Tutte quelle ore passate ad immaginare la sua reazione al mio arrivo non sono servite a niente. Tutto mi aspettavo, ma non questo. Non riesco a non guardarle quegli occhi che brillano come due stelle celesti. Ha i capelli sciolti e più mossi del solito, e mi ricorda un po' la Victoria di tanti anni fa. E poi è completamente struccata, ed è perfetta. L'unica ragazza al mondo che riesce ad essere sexy anche indossando un enorme pigiama.

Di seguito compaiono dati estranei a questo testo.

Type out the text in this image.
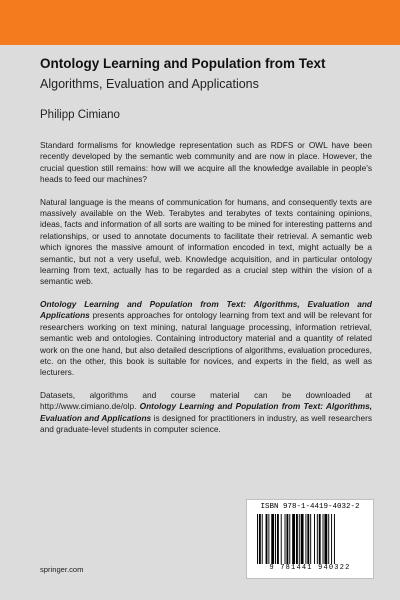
Ontology Learning and Population from Text
Algorithms, Evaluation and Applications
Philipp Cimiano

Standard formalisms for knowledge representation such as RDFS or OWL have been recently developed by the semantic web community and are now in place. However, the crucial question still remains: how will we acquire all the knowledge available in people's heads to feed our machines?

Natural language is the means of communication for humans, and consequently texts are massively available on the Web. Terabytes and terabytes of texts containing opinions, ideas, facts and information of all sorts are waiting to be mined for interesting patterns and relationships, or used to annotate documents to facilitate their retrieval. A semantic web which ignores the massive amount of information encoded in text, might actually be a semantic, but not a very useful, web. Knowledge acquisition, and in particular ontology learning from text, actually has to be regarded as a crucial step within the vision of a semantic web.

Ontology Learning and Population from Text: Algorithms, Evaluation and Applications presents approaches for ontology learning from text and will be relevant for researchers working on text mining, natural language processing, information retrieval, semantic web and ontologies. Containing introductory material and a quantity of related work on the one hand, but also detailed descriptions of algorithms, evaluation procedures, etc. on the other, this book is suitable for novices, and experts in the field, as well as lecturers.

Datasets, algorithms and course material can be downloaded at http://www.cimiano.de/olp. Ontology Learning and Population from Text: Algorithms, Evaluation and Applications is designed for practitioners in industry, as well researchers and graduate-level students in computer science.

springer.com
ISBN 978-1-4419-4032-2
9 781441 940322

«Quindi resti solo per stanotte?»

Ed ecco tutta la felicità che scompare in meno di un secondo.

«Sì.»

«Mi sei mancato, lo sai?»

Ci guardiamo come se entrambi pensassimo esattamente la stessa cosa nello stesso momento, e cioè: eccoci qui, di nuovo, in questa strana storia che nessuno di noi due sa gestire. E mi sembra che si sia già alzato un muro a dividerci.

«Perché sei venuto?», mi chiede.

«Volevo vederti», rispondo. «Già non mi vuoi più? Sono appena arrivato.»

«Certo che ti voglio.»

«Bene, perché tanto non me ne sarei andato.»